Look at this quote taken from an announcement of Artificial Intelligence (AI) components on the market:
Although some so-called AI applications aren’t actually cognitive, there are technologies capable of achieving human- or superhuman-level intelligence on given tasks. (from an announcement in O'Reilly's publication "The New Artificial Intelligence market")
Are we supposed to swallow this? Do you do it? I mean, you are studying at an academic institution, so you may supposedly be scientifically- or artistically-minded. So, maybe, you ...
Here is another question: Do you believe that machines can learn? Before you answer, think about how it was when you learned how to ride a bicycle, or how to bind your shoe laces, or when you learned to speak. And how was it when you had to do calculations? How do you do 26 x 73, now, that you are grown up? Do you do it in your head?
A study is claimed to have shown that under certain circumstances human beings may be willing to sacrifice other humans' lives in order to save a robot. It seems to be enough to have the robot look a bit like a human.

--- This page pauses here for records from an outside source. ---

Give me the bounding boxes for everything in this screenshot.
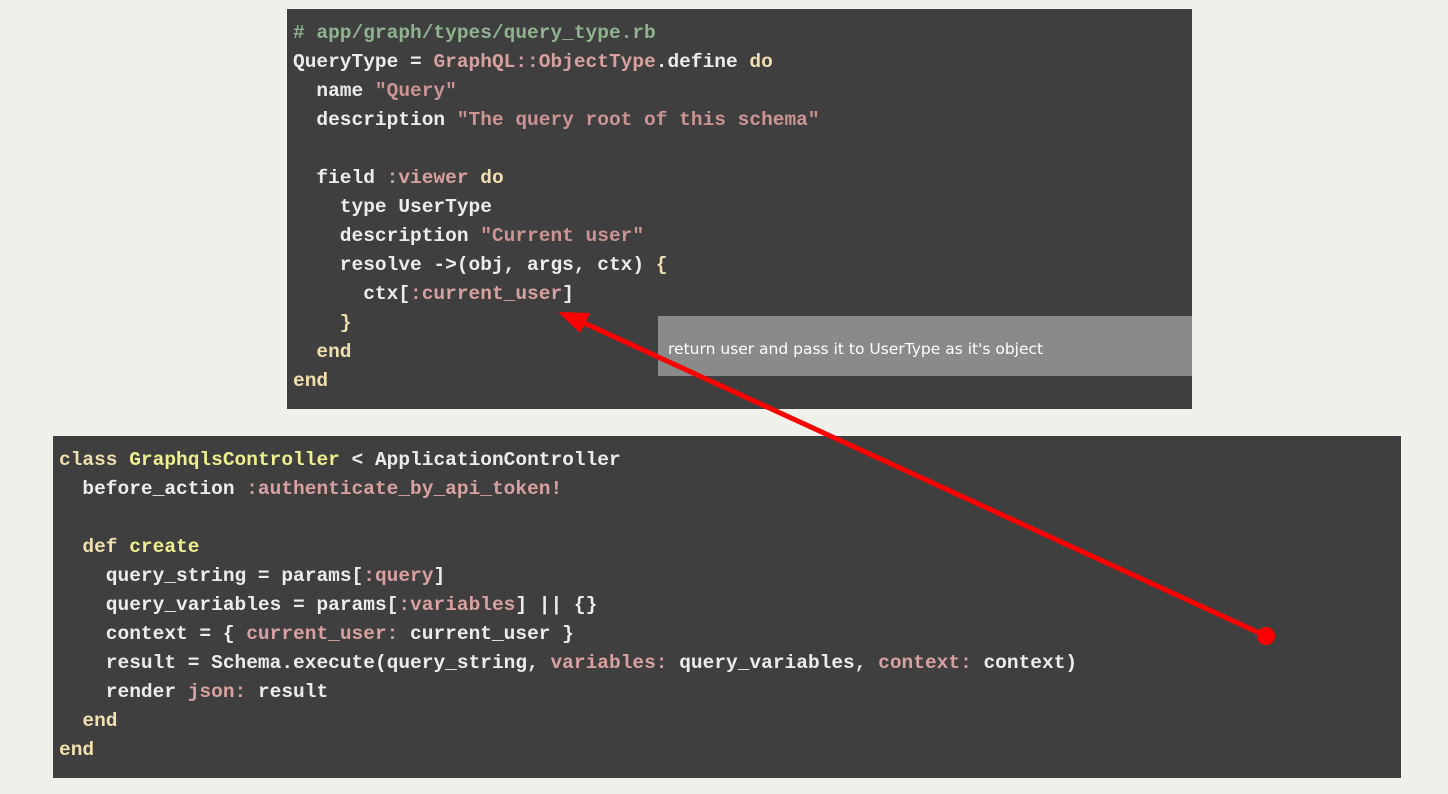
- code-line: resolve ->(obj, args, ctx) {: [293, 251, 1186, 280]
- code-line: description "The query root of this sche…: [293, 106, 1186, 135]
- code-line: def create: [59, 533, 1395, 562]
- code-token: variables:: [550, 652, 668, 674]
- code-token: before_action: [59, 478, 247, 500]
- annotation-text: return user and pass it to UserType as i…: [668, 340, 1044, 358]
- code-token: query_string = params[: [59, 565, 364, 587]
- code-token: def: [59, 536, 130, 558]
- code-token: do: [480, 167, 504, 189]
- annotation-tooltip: return user and pass it to UserType as i…: [658, 316, 1192, 376]
- code-line: before_action :authenticate_by_api_token…: [59, 475, 1395, 504]
- code-token: # app/graph/types/query_type.rb: [293, 22, 656, 44]
- code-token: GraphqlsController: [129, 449, 340, 471]
- code-line: field :viewer do: [293, 164, 1186, 193]
- code-line: query_variables = params[:variables] || …: [59, 591, 1395, 620]
- code-token: context = {: [59, 623, 247, 645]
- code-token: end: [293, 370, 329, 392]
- code-line: name "Query": [293, 77, 1186, 106]
- code-token: :current_user: [410, 283, 563, 305]
- code-token: ctx[: [293, 283, 411, 305]
- code-token: description: [293, 225, 481, 247]
- code-token: current_user }: [398, 623, 574, 645]
- code-line: context = { current_user: current_user }: [59, 620, 1395, 649]
- code-token: :viewer: [386, 167, 469, 189]
- code-token: render: [59, 681, 188, 703]
- code-token: GraphQL::ObjectType: [433, 51, 656, 73]
- code-line: query_string = params[:query]: [59, 562, 1395, 591]
- code-token: type UserType: [293, 196, 492, 218]
- code-token: ]: [562, 283, 574, 305]
- code-token: "Query": [374, 80, 457, 102]
- code-token: create: [129, 536, 200, 558]
- code-line: result = Schema.execute(query_string, va…: [59, 649, 1395, 678]
- code-token: QueryType =: [293, 51, 434, 73]
- code-token: result = Schema.execute(query_string,: [59, 652, 551, 674]
- code-token: name: [293, 80, 375, 102]
- code-token: query_variables = params[: [59, 594, 399, 616]
- code-token: .define: [655, 51, 750, 73]
- code-token: "Current user": [480, 225, 645, 247]
- code-token: ] || {}: [515, 594, 598, 616]
- code-token: result: [246, 681, 329, 703]
- code-line: QueryType = GraphQL::ObjectType.define d…: [293, 48, 1186, 77]
- code-line: # app/graph/types/query_type.rb: [293, 19, 1186, 48]
- code-token: class: [59, 449, 130, 471]
- code-token: {: [655, 254, 668, 276]
- code-token: current_user:: [246, 623, 399, 645]
- code-token: :query: [363, 565, 434, 587]
- code-token: "The query root of this schema": [456, 109, 820, 131]
- code-token: < ApplicationController: [339, 449, 621, 471]
- code-token: ]: [433, 565, 446, 587]
- code-line: render json: result: [59, 678, 1395, 707]
- code-token: }: [293, 312, 352, 334]
- code-token: end: [59, 710, 118, 732]
- code-line: end: [59, 736, 1395, 765]
- code-line: ctx[:current_user]: [293, 280, 1186, 309]
- code-line: description "Current user": [293, 222, 1186, 251]
- code-line: type UserType: [293, 193, 1186, 222]
- code-token: context): [971, 652, 1078, 674]
- code-token: resolve ->(obj, args, ctx): [293, 254, 656, 276]
- code-token: field: [293, 167, 387, 189]
- code-token: end: [59, 739, 95, 761]
- code-token: description: [293, 109, 457, 131]
- code-token: end: [293, 341, 352, 363]
- code-line: class GraphqlsController < ApplicationCo…: [59, 446, 1395, 475]
- code-line: end: [59, 707, 1395, 736]
- code-token: context:: [878, 652, 972, 674]
- code-token: query_variables,: [667, 652, 879, 674]
- code-token: json:: [187, 681, 247, 703]
- code-token: do: [749, 51, 773, 73]
- code-token: :authenticate_by_api_token!: [246, 478, 563, 500]
- graphqls-controller-code-block: class GraphqlsController < ApplicationCo…: [53, 436, 1401, 778]
- code-token: :variables: [398, 594, 516, 616]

But you also read this kind of news: "Organizations looking to benefit from the artificial intelligence (AI) revolution should be cautious about putting all their eggs in one basket, a study from the University of Waterloo has found." (Science Daily, Jan. 17, 2019) There seem to be problems in measuring success when machines are supposed to learn. Does this come as a surprise to you?
The really big current hype is, of course, called CNN. Now, as you will know, these three letters do no longer stand for Cable News Network, they rather mean Convolutional Neural Network. You know what a network is. That's somehow trivial. You know the word "neural" from talks about the brain. Do you know anything about "convolu¬tions"? Maybe only vaguely. But you may, as many of your friends, currently be doing something with those CNNs. Should we try to get behind them, perhaps even try to understand what they are? I suggest, we should do this.

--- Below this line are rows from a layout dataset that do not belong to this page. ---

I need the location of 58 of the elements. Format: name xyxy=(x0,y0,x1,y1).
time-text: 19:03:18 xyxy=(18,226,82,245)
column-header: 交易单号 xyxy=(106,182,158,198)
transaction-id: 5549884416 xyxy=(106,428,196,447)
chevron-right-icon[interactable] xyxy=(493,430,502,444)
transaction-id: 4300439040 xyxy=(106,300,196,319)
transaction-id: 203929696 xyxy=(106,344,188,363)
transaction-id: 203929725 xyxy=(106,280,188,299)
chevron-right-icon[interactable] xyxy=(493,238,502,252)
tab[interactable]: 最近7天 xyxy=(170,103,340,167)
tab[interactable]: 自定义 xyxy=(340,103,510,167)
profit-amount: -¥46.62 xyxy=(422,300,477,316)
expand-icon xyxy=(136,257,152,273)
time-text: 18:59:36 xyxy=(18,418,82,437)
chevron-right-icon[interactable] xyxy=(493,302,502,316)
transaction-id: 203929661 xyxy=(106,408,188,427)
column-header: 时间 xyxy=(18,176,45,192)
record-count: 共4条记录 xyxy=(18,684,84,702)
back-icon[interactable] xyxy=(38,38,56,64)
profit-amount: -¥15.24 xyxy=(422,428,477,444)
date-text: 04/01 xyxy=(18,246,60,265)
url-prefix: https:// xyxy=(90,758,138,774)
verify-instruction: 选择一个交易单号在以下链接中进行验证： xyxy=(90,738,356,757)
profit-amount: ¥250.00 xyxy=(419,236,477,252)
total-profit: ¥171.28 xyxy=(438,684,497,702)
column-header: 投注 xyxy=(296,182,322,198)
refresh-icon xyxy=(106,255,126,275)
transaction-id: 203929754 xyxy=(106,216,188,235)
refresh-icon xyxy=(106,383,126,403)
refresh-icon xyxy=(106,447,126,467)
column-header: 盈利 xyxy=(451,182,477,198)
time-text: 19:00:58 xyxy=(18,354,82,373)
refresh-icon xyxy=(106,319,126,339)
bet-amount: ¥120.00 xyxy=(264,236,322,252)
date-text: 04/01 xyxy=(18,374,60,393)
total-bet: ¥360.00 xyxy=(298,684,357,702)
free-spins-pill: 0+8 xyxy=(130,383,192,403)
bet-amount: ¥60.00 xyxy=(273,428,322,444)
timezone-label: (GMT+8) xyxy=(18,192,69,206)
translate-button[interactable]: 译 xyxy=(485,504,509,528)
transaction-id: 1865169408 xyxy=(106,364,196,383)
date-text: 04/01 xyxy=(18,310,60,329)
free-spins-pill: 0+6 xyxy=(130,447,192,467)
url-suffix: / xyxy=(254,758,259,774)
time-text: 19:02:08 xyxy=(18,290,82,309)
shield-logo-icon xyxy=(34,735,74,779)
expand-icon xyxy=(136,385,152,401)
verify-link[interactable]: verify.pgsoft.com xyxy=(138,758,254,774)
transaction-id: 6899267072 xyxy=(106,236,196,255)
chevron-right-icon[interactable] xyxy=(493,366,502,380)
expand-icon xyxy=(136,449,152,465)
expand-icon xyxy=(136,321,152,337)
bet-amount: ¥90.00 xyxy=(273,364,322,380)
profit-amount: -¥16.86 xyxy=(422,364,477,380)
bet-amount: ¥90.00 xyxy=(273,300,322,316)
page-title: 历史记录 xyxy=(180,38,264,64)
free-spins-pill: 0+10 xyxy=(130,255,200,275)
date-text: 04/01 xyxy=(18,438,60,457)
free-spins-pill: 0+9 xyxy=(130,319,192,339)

Therefore, I offer this course. It will be divided up into three parts:
• a short look into the early history of what then came to be called "Artificial Intelligence",
• the main part on neural networks, including a bit of mathematics because, without that, we cannot understand what they are,
• and an outlook on aspects of what is now considered to be, or at least is subsumed under, the name of "Artificial Intelligence": machine learning, big data, "4.0".

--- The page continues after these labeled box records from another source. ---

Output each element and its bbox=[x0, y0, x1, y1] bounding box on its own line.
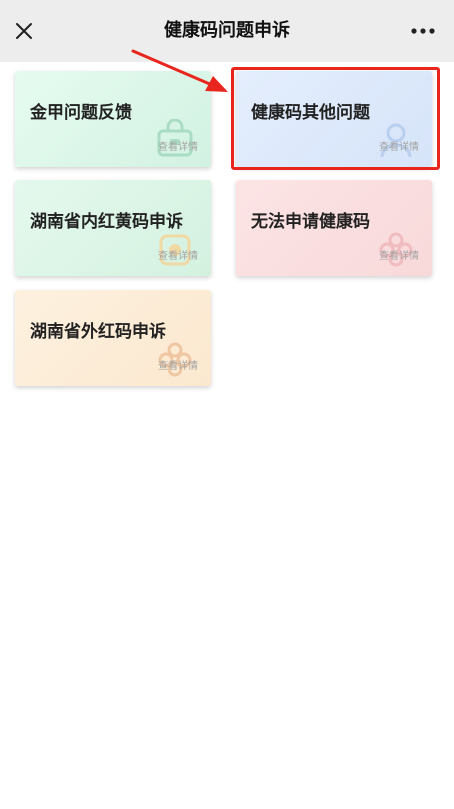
page-title: 健康码问题申诉 bbox=[164, 20, 290, 41]
nav-bar: 健康码问题申诉 bbox=[0, 0, 454, 62]
card-detail-link[interactable]: 查看详情 bbox=[379, 138, 419, 153]
card-title: 健康码其他问题 bbox=[251, 103, 370, 123]
more-button[interactable] bbox=[406, 17, 440, 45]
more-dots-icon bbox=[411, 28, 435, 34]
card-cannot-apply[interactable]: 无法申请健康码 查看详情 bbox=[236, 180, 432, 276]
card-hunan-red-yellow-appeal[interactable]: 湖南省内红黄码申诉 查看详情 bbox=[15, 180, 211, 276]
card-title: 无法申请健康码 bbox=[251, 212, 370, 232]
card-title: 金甲问题反馈 bbox=[30, 103, 132, 123]
card-detail-link[interactable]: 查看详情 bbox=[379, 247, 419, 262]
card-outside-hunan-red-appeal[interactable]: 湖南省外红码申诉 查看详情 bbox=[15, 290, 211, 386]
card-health-code-other[interactable]: 健康码其他问题 查看详情 bbox=[236, 71, 432, 167]
card-jinjia-feedback[interactable]: 金甲问题反馈 查看详情 bbox=[15, 71, 211, 167]
card-detail-link[interactable]: 查看详情 bbox=[158, 138, 198, 153]
card-detail-link[interactable]: 查看详情 bbox=[158, 247, 198, 262]
card-title: 湖南省外红码申诉 bbox=[30, 322, 166, 342]
card-title: 湖南省内红黄码申诉 bbox=[30, 212, 183, 232]
card-detail-link[interactable]: 查看详情 bbox=[158, 357, 198, 372]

Our approach will be critical and skeptical, historical and systematic. We should not jump onto the band waggon of digitization, rather try to learn what it means to turn activities, that humans do intuitively and skillfully, into computable functions. A main goal of our efforts should be to keep our great human capability of mistrusting the great promises of advanced technology (or of the people behind that), and rather acknowledge the fact that our lives are finite. Human life always happens against the horizon of death. That's also the horizon of human intelligence which is always historically and culturally determined.